The government is reportedly considering turning retired ferries into floating asylum centres off of the British coast to hold would-be refugees until their claims are assessed, according to documents seen by The Times.

The newspaper of record has also been told the government was considering putting asylum seekers out in the North Sea on disused oil platforms, but ministers reportedly considered that option a “no go”. Putting migrants on ships, however, was considered the more realistic option.

Downing Street is also said to be brainstorming sending migrants to Moldova, Morocco, and Papua New Guinea, according to documents seen by The Guardian; however, those proposals had all been dismissed due to logistical issues or regional political instability.

The South Atlantic islands Ascension and St Helena, which are British overseas territories, are also options, according to leaked documents seen by the Financial Times. Housing migrants far from the United Kingdom, again, is reportedly considered less favourable options due to the cost and legal ramifications.

The latter options are similar to those in force in Australia, where migrants are housed in Pacific Ocean islands until an asylum decision is made. Former Australian Prime Minister Tony Abbott, whose government implemented a strict policy of turning migrant boats back and processing claims off-shore, reportedly recently met with Home Secretary Priti Patel. The measures would go further than Australia — which intercepts migrants before they reach the antipodean nation — by relocating migrants to the reception centres after they have already landed on British soil.

The Home Office’s top civil servant, Matthew Rycroft, would not comment on the individual leaks, but told the Commons Public Accounts Committee on Thursday that while “no decision has been taken” on whether disused ferries would become floating asylum centres, “everything is on the table” when improving the UK’s asylum system.

Mr Rycroft said: “We’ve been looking at what a whole host of other countries do in order to bring innovation into our own system.

“No final proposals have been put to ministers or to anyone else.”

A Friday report noted the repeated leaks on the various designs and plans for illegal migrants were the visible ripples in the water being caused by a “war” between Patel and the Foreign Office, with accusations made that civil servants were deliberately leaking “bizarre and unworkable” schemes in order to undermine the Tory politician. The Times reported the remarks of an unnamed Conservative MP who said of the ongoing spat being played out in the pages of the nation’s newspapers:

“It’s pretty obvious what’s happened here. By coming up with bizarre and unworkable policy options, then leaking them, the Foreign Office is attempting to discredit any and every solution to a problem which my constituents write to me about daily.
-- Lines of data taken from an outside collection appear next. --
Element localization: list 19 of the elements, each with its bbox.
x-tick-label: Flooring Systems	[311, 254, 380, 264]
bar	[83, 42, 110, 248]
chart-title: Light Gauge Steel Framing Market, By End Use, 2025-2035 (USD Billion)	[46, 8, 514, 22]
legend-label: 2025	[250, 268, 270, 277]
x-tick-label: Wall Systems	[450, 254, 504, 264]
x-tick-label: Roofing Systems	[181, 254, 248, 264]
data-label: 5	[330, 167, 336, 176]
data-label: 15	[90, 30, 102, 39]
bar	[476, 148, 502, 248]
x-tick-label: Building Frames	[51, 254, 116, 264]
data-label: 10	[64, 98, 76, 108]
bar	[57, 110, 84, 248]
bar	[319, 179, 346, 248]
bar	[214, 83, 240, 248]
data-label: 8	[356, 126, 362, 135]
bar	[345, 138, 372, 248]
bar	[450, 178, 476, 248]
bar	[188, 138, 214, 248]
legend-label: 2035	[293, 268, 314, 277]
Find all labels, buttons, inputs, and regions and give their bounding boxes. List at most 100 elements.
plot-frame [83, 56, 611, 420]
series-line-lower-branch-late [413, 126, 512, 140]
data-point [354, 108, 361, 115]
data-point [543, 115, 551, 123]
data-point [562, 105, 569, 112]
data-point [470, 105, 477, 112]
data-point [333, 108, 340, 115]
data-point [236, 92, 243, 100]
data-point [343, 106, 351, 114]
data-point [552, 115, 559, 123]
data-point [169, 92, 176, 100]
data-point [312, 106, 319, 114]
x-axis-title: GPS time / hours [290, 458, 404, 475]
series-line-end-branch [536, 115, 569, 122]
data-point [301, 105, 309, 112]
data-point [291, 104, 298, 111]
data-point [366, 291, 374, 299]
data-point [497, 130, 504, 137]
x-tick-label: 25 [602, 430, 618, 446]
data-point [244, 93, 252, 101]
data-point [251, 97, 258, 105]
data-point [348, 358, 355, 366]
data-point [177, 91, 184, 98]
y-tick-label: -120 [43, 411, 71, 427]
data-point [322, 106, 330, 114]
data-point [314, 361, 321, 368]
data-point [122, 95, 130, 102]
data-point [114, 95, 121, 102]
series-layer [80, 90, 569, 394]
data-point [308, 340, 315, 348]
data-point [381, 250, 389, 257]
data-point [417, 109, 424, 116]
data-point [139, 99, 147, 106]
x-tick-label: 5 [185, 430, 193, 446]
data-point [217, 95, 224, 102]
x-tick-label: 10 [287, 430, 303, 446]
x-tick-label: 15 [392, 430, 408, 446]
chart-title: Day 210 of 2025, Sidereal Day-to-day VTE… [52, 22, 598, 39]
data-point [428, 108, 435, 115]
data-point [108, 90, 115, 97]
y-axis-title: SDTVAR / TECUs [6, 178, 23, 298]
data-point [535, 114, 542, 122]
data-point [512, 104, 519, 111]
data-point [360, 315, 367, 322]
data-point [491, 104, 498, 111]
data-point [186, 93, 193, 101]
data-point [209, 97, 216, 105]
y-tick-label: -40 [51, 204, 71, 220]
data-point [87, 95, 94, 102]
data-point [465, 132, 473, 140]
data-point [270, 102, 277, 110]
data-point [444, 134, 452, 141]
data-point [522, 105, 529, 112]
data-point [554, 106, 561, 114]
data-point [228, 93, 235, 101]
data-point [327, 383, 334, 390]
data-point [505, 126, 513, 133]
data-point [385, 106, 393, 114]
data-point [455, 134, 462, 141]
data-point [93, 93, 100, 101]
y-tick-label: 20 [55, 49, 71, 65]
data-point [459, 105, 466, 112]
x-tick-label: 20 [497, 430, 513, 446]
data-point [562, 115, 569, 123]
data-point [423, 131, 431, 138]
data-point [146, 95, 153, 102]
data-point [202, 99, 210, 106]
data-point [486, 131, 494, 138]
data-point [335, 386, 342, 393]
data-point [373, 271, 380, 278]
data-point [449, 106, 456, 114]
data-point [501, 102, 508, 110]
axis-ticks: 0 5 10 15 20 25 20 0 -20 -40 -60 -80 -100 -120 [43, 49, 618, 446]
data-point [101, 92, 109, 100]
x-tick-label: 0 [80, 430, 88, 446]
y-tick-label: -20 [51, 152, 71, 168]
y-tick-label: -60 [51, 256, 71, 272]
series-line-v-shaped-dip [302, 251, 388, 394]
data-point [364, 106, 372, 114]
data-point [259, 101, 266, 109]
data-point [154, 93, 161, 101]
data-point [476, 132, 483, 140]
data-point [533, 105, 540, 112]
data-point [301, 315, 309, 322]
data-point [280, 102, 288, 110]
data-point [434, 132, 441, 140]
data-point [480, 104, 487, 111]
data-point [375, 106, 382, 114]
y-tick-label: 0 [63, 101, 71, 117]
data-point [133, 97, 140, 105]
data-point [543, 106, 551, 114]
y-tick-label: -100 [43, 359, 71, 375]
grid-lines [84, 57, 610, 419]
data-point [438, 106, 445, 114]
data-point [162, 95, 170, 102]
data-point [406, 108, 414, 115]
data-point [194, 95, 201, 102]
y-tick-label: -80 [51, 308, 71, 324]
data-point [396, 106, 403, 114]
“The Foreign Office’s idea of a crisis is receiving a strongly worded letter from a wacky UN special rapporteur.”

At least 7,000 illegals have crossed the English Channel in boats from France to the UK since the beginning of this year, with September alone eclipsing arrivals for the whole of 2019. Home Secretary Priti Patel is coming under increased pressure over her failure to stop the boats, with illegal aliens arriving at such a level that two former military bases and reportedly some 90 hotels are being used to house them.

Conservative MP for Gravesham Adam Holloway said the Home Office was “completely right” to be considering such options which would work as “some sort of deterrent” to illegals wishing to come to the UK to seek asylum.

“We need to break the link in people’s minds that if you get to Britain, you’re going to stay in Britain, you’re going to stay in a hotel, and you’re going to be accommodated,” Mr Holloway told BBC Radio 4’s Today programme.

Home Secretary Priti Patel is also considering post-Brexit legal changes where migrants who enter the UK via Europe will have their claims rejected.

“If you come through the EU, an asylum claim would be inadmissible because you should have claimed it in the first country you entered,” a source told The Telegraph on Wednesday.